23 novembro, 2021

Transportar no tempo

    Há grandes mistérios nesta vida. Para mim, o maior é o das carrinhas transportadoras. Vemo-las todos os dias em todo o lado, com as duas portas, a caixa na parte de trás, quase todas brancas. Dão imenso jeito! Dá para levar estantes, caixotes, materiais, um montão de coisas, que são uma chatice de transportar num carro. Qualquer PME tem uma carrinha transportadora, nem que seja só para ter uma superfície grande o suficiente para escrever o nome.
    E aqui entra o mistério: não há carrinhas novas. É isto que me confunde. Todas as carrinhas que vemos pela rua fora são velhas. Não sei como é possível, mas é verdade. Já tive oportunidade de guiar duas carrinhas diferentes, e fiquei espantado. Principalmente, porque, para uma delas, deram-me a chave e disseram “leva a nova”. Nova, como? Só se for a matrícula, porque, de resto, eu era a única coisa nova naquela carrinha. A manete das mudanças estava solta, os plásticos eram todos velhos e vibravam por tudo e por nada, e o limpa pára-brisas só funcionava se ligasse o pisca primeiro. A embraiagem era estranha e os travões chiavam constantemente. O motor fazia um barulho horrível, daqueles que fazem pensar “se calhar era bom ir ao mecânico”, e estar parado no semáforo é ficar aos saltos como se estivéssemos no mar alto. No entanto, a matrícula era de 2018.

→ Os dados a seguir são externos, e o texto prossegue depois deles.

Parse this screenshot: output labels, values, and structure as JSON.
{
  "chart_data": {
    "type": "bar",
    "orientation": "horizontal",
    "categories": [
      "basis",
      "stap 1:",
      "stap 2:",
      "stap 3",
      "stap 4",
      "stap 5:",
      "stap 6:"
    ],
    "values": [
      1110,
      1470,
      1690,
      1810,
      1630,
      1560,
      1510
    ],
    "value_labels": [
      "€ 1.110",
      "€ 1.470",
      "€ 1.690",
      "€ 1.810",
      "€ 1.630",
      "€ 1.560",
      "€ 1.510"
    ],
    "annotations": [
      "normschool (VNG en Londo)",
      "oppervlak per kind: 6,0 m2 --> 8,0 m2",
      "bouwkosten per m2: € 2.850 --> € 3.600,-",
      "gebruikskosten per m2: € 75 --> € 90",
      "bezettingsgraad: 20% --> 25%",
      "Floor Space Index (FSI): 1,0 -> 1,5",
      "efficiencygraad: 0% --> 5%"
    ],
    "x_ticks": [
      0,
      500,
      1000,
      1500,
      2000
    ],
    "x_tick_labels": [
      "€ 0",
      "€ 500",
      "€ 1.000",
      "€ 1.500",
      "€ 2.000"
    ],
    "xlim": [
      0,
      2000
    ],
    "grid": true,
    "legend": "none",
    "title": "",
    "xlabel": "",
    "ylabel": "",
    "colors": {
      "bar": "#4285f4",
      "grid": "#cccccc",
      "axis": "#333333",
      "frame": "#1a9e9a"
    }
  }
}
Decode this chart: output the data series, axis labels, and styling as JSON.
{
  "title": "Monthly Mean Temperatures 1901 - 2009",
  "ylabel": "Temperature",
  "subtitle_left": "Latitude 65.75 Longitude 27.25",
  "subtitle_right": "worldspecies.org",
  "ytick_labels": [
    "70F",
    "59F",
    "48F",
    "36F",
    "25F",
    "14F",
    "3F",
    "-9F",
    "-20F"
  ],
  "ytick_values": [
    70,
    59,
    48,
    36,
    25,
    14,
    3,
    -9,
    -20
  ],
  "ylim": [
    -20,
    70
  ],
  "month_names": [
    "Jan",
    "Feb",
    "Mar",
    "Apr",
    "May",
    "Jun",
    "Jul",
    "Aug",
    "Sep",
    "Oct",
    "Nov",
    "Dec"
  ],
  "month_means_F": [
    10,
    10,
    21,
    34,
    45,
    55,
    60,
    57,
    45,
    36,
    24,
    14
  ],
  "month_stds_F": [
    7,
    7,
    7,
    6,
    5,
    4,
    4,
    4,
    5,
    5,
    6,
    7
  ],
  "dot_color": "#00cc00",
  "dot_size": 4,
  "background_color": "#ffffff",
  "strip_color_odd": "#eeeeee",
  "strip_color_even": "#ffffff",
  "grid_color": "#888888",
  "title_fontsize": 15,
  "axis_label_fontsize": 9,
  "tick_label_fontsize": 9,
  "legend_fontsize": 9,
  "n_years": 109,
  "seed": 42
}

    O que me faz pensar noutra coisa. Quando é que as carrinhas são vendidas? Há anúncios na televisão regularmente, mas as carrinhas são sempre velhas. Como será que funciona? Fazem as carrinhas, mas só as vendem 5 anos depois, para ter uma matrícula mais recente? Ou vendem as carrinhas e esperam 5 anos para as entregar? Pode ser bom para efeitos contabilísticos. Se calhar, são as PMEs que as compram e as guardam durante 5 anos. Deve ser para amortizarem o valor, apesar de ninguém saber o que isso quer dizer. Na volta, são os contabilistas que mandam nisto tudo. A carrinha fica quieta, para não se estragar. Quando o valor total estiver amortizado, já pode ir para a estrada. Se alguém se espetar num poste, já não se perde grande coisa. Era só uma carrinha velha e a nova foi comprada há 3 anos, está quase pronta a usar.